Pode ir por mim: esse post vai ser bastante especial. Principalmente porque é – basicamente – uma resenha do livro Sterep Graphics, que fala sobre (e mostra!) novas dimensões gráficas do design.

Abaixo de cada foto você vai achar uma descrição da imagem que acabou de ver. Então… Vamos lá?

Les Siestes Electroniques

Esse poster foi feito para um festival de músicas, que aconteceu na cidade de Tolouse, na França. A seleção de cores e o trabalho por trás dessa imagem renderam muitos pontos pra ela entrar aqui!

Fridge

Essas imagens foram feito pelo Dan Tobin Smith Studio Ltd., e foram produzidas para uma edição especial da revista Kilimanjaro – cujo tema era a comida, seu desperdício e os “direitos de alimentação de cada indíviduo”. Os criativos do estúdio gostaram da ideia de uma geladeira derrubando toda comida que existia dentro para ilustrar esse pensamento… Literal, mas super bem-feito, certo?

Desperdício

Wedding Cake

O mesmo valeu para essas outras duas imagens. Tanto uma quanto a outra ilustram o desperdício de forma artística.

Cliché Future

Produzida por Jean Jullien (empresa que leva nome do artista), esse poster vintage foi uma reprodução de velhos cartazes de ficção científica. A ideia é tão clichê e retrô que ficou super diferente, né? Muito irado.

Hopscotch Compendium

Esses posters foram criados para promover a Hopscotch Films como líder das produtoras independentes em seu país. Formada por balões, a imagem reproduz elementos da identidade de marca da companhia.

Coral Outcrop, de Jethro Haynes

Esse daí é o meu favorito! Olha que maneiro o uso de cores e a leveza dos objetos na imagem. Isso foi a feito para reproduzir um “coral floral” para ser usado como publicidade de um tênis da Pointer (no Reino Unido).

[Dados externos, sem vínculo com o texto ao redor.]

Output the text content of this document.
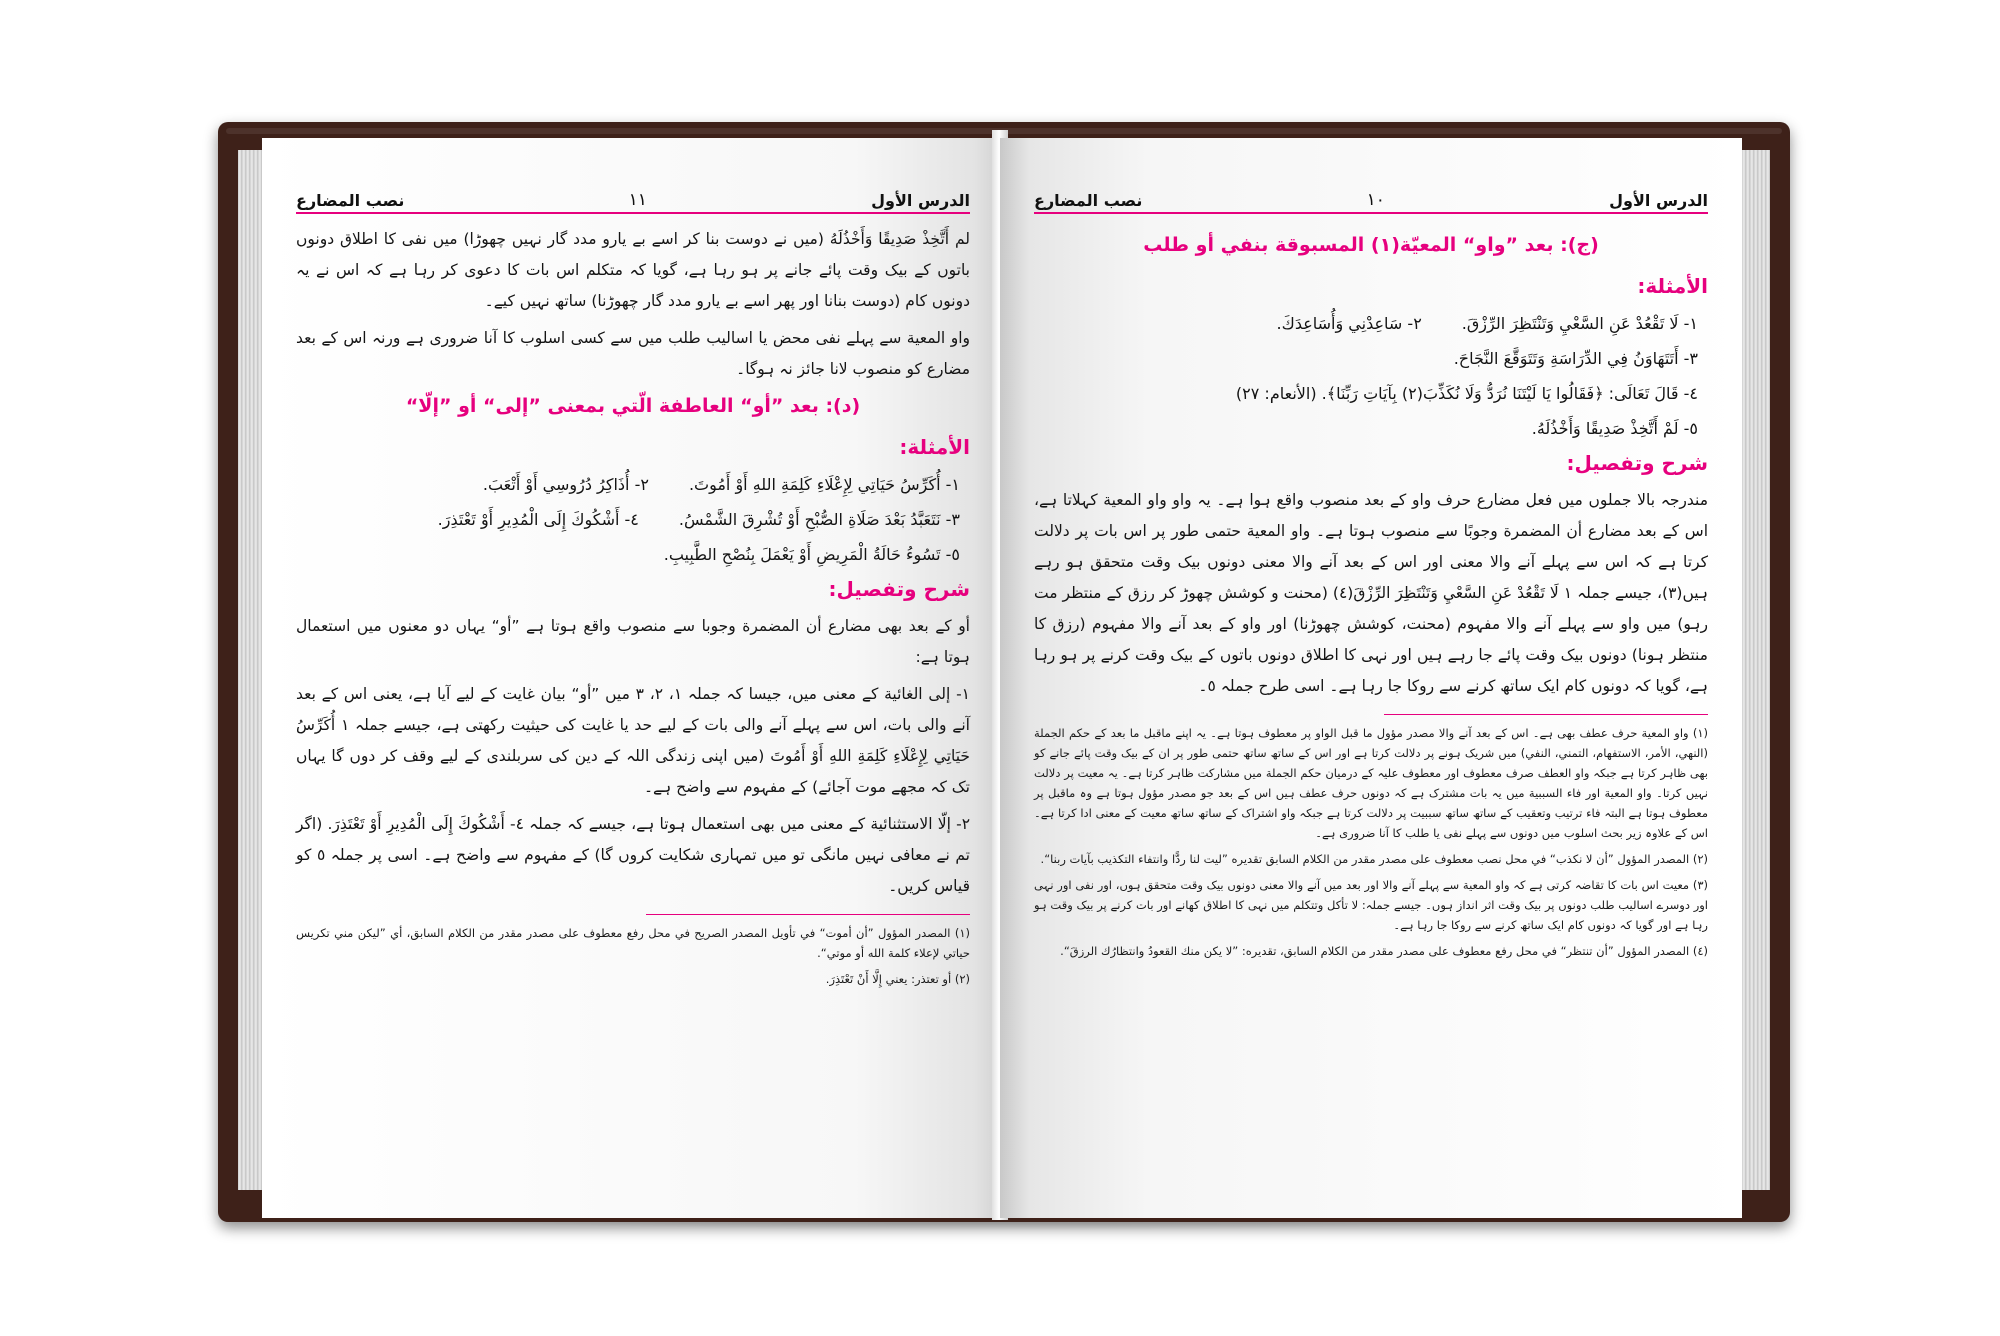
الدرس الأول
١١
نصب المضارع

لم أَتَّخِذْ صَدِيقًا وَأَخْذُلَهُ (میں نے دوست بنا کر اسے بے یارو مدد گار نہیں چھوڑا) میں نفی کا اطلاق دونوں باتوں کے بیک وقت پائے جانے پر ہو رہا ہے، گویا کہ متکلم اس بات کا دعوی کر رہا ہے کہ اس نے یہ دونوں کام (دوست بنانا اور پھر اسے بے یارو مدد گار چھوڑنا) ساتھ نہیں کیے۔

واو المعیة سے پہلے نفی محض یا اسالیب طلب میں سے کسی اسلوب کا آنا ضروری ہے ورنہ اس کے بعد مضارع کو منصوب لانا جائز نہ ہوگا۔

(د): بعد ”أو“ العاطفة الّتي بمعنى ”إلى“ أو ”إلّا“
الأمثلة:
١- أُكَرِّسُ حَيَاتِي لِإِعْلَاءِ كَلِمَةِ اللهِ أَوْ أَمُوتَ.
٢- أُذَاكِرُ دُرُوسِي أَوْ أَتْعَبَ.
٣- نَتَعَبَّدُ بَعْدَ صَلَاةِ الصُّبْحِ أَوْ تُشْرِقَ الشَّمْسُ.
٤- أَشْكُوكَ إِلَى الْمُدِيرِ أَوْ تَعْتَذِرَ.
٥- تَسُوءُ حَالَةُ الْمَرِيضِ أَوْ يَعْمَلَ بِنُصْحِ الطَّبِيبِ.
شرح وتفصیل:

أو کے بعد بھی مضارع أن المضمرة وجوبا سے منصوب واقع ہوتا ہے ”أو“ یہاں دو معنوں میں استعمال ہوتا ہے:

١- إلی الغائیة کے معنی میں، جیسا کہ جملہ ١، ٢، ٣ میں ”أو“ بیان غایت کے لیے آیا ہے، یعنی اس کے بعد آنے والی بات، اس سے پہلے آنے والی بات کے لیے حد یا غایت کی حیثیت رکھتی ہے، جیسے جملہ ١ أُكَرِّسُ حَيَاتِي لِإِعْلَاءِ كَلِمَةِ اللهِ أَوْ أَمُوتَ (میں اپنی زندگی اللہ کے دین کی سربلندی کے لیے وقف کر دوں گا یہاں تک کہ مجھے موت آجائے) کے مفہوم سے واضح ہے۔

٢- إلّا الاستثنائیة کے معنی میں بھی استعمال ہوتا ہے، جیسے کہ جملہ ٤- أَشْكُوكَ إِلَى الْمُدِيرِ أَوْ تَعْتَذِرَ. (اگر تم نے معافی نہیں مانگی تو میں تمہاری شکایت کروں گا) کے مفہوم سے واضح ہے۔ اسی پر جملہ ٥ کو قیاس کریں۔

(١) المصدر المؤول ”أن أموت“ في تأويل المصدر الصريح في محل رفع معطوف على مصدر مقدر من الكلام السابق، أي ”ليكن مني تكريس حياتي لإعلاء كلمة الله أو موتي“.

(٢) أو تعتذر: يعني إِلَّا أَنْ تَعْتَذِرَ.

الدرس الأول
١٠
نصب المضارع
(ج): بعد ”واو“ المعيّة(١) المسبوقة بنفي أو طلب
الأمثلة:
١- لَا تَقْعُدْ عَنِ السَّعْيِ وَتَنْتَظِرَ الرِّزْقَ.
٢- سَاعِدْنِي وَأُسَاعِدَكَ.
٣- أَتَتَهَاوَنُ فِي الدِّرَاسَةِ وَتَتَوَقَّعَ النَّجَاحَ.
٤- قَالَ تَعَالَى: ﴿فَقَالُوا يَا لَيْتَنَا نُرَدُّ وَلَا نُكَذِّبَ(٢) بِآيَاتِ رَبِّنَا﴾. (الأنعام: ٢٧)
٥- لَمْ أَتَّخِذْ صَدِيقًا وَأَخْذُلَهُ.
شرح وتفصیل:

مندرجہ بالا جملوں میں فعل مضارع حرف واو کے بعد منصوب واقع ہوا ہے۔ یہ واو واو المعیة کہلاتا ہے، اس کے بعد مضارع أن المضمرة وجوبًا سے منصوب ہوتا ہے۔ واو المعیة حتمی طور پر اس بات پر دلالت کرتا ہے کہ اس سے پہلے آنے والا معنی اور اس کے بعد آنے والا معنی دونوں بیک وقت متحقق ہو رہے ہیں(٣)، جیسے جملہ ١ لَا تَقْعُدْ عَنِ السَّعْيِ وَتَنْتَظِرَ الرِّزْقَ(٤) (محنت و کوشش چھوڑ کر رزق کے منتظر مت رہو) میں واو سے پہلے آنے والا مفہوم (محنت، کوشش چھوڑنا) اور واو کے بعد آنے والا مفہوم (رزق کا منتظر ہونا) دونوں بیک وقت پائے جا رہے ہیں اور نہی کا اطلاق دونوں باتوں کے بیک وقت کرنے پر ہو رہا ہے، گویا کہ دونوں کام ایک ساتھ کرنے سے روکا جا رہا ہے۔ اسی طرح جملہ ٥۔

(١) واو المعیة حرف عطف بھی ہے۔ اس کے بعد آنے والا مصدر مؤول ما قبل الواو پر معطوف ہوتا ہے۔ یہ اپنے ماقبل ما بعد کے حکم الجملة (النهي، الأمر، الاستفهام، التمني، النفي) میں شریک ہونے پر دلالت کرتا ہے اور اس کے ساتھ ساتھ حتمی طور پر ان کے بیک وقت پائے جانے کو بھی ظاہر کرتا ہے جبکہ واو العطف صرف معطوف اور معطوف علیہ کے درمیان حکم الجملة میں مشارکت ظاہر کرتا ہے۔ یہ معیت پر دلالت نہیں کرتا۔ واو المعیة اور فاء السببیة میں یہ بات مشترک ہے کہ دونوں حرف عطف ہیں اس کے بعد جو مصدر مؤول ہوتا ہے وہ ماقبل پر معطوف ہوتا ہے البتہ فاء ترتیب وتعقیب کے ساتھ ساتھ سببیت پر دلالت کرتا ہے جبکہ واو اشتراک کے ساتھ ساتھ معیت کے معنی ادا کرتا ہے۔ اس کے علاوہ زیر بحث اسلوب میں دونوں سے پہلے نفی یا طلب کا آنا ضروری ہے۔

(٢) المصدر المؤول ”أن لا نكذب“ في محل نصب معطوف على مصدر مقدر من الكلام السابق تقديره ”ليت لنا ردًّا وانتفاء التكذيب بآيات ربنا“.

(٣) معیت اس بات کا تقاضہ کرتی ہے کہ واو المعیة سے پہلے آنے والا اور بعد میں آنے والا معنی دونوں بیک وقت متحقق ہوں، اور نفی اور نہی اور دوسرے اسالیب طلب دونوں پر بیک وقت اثر انداز ہوں۔ جیسے جملہ: لا تأكل وتتكلم میں نہی کا اطلاق کھانے اور بات کرنے پر بیک وقت ہو رہا ہے اور گویا کہ دونوں کام ایک ساتھ کرنے سے روکا جا رہا ہے۔

(٤) المصدر المؤول ”أن تنتظر“ في محل رفع معطوف على مصدر مقدر من الكلام السابق، تقديره: ”لا يكن منك القعودُ وانتظارُك الرزقَ“.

Zumtobel, de Émilie Rigaud

Zumtobel, de Émilie Rigaud

Essa intervenção foi parte de uma reportagem fictícia feita pra companhia de luz australiana, a Zumtobel. É como se os textos fossem matérias-primas, e a cada página as letras ficavam mais perto, até que a folha ficava inteiramente em branco.

Zumtobel, de Émilie Rigaud

Zumtobel, de Émilie Rigaud

Zumtobel, de Émilie Rigaud

Acho que o mais legal nesta série é o ritmo divertido e descontraído que essas letras dão à marca.

Bom, galera, é isso! Espero que tenham gostado do segundo post especial da Pointillé. Caso tenham sugestões, basta nos enviar comentários para o email que aparece no nosso blog.

Então é isso, people! Fui fazer outra coisa que não envolva imagens com nomes complicados e explicações mais ainda!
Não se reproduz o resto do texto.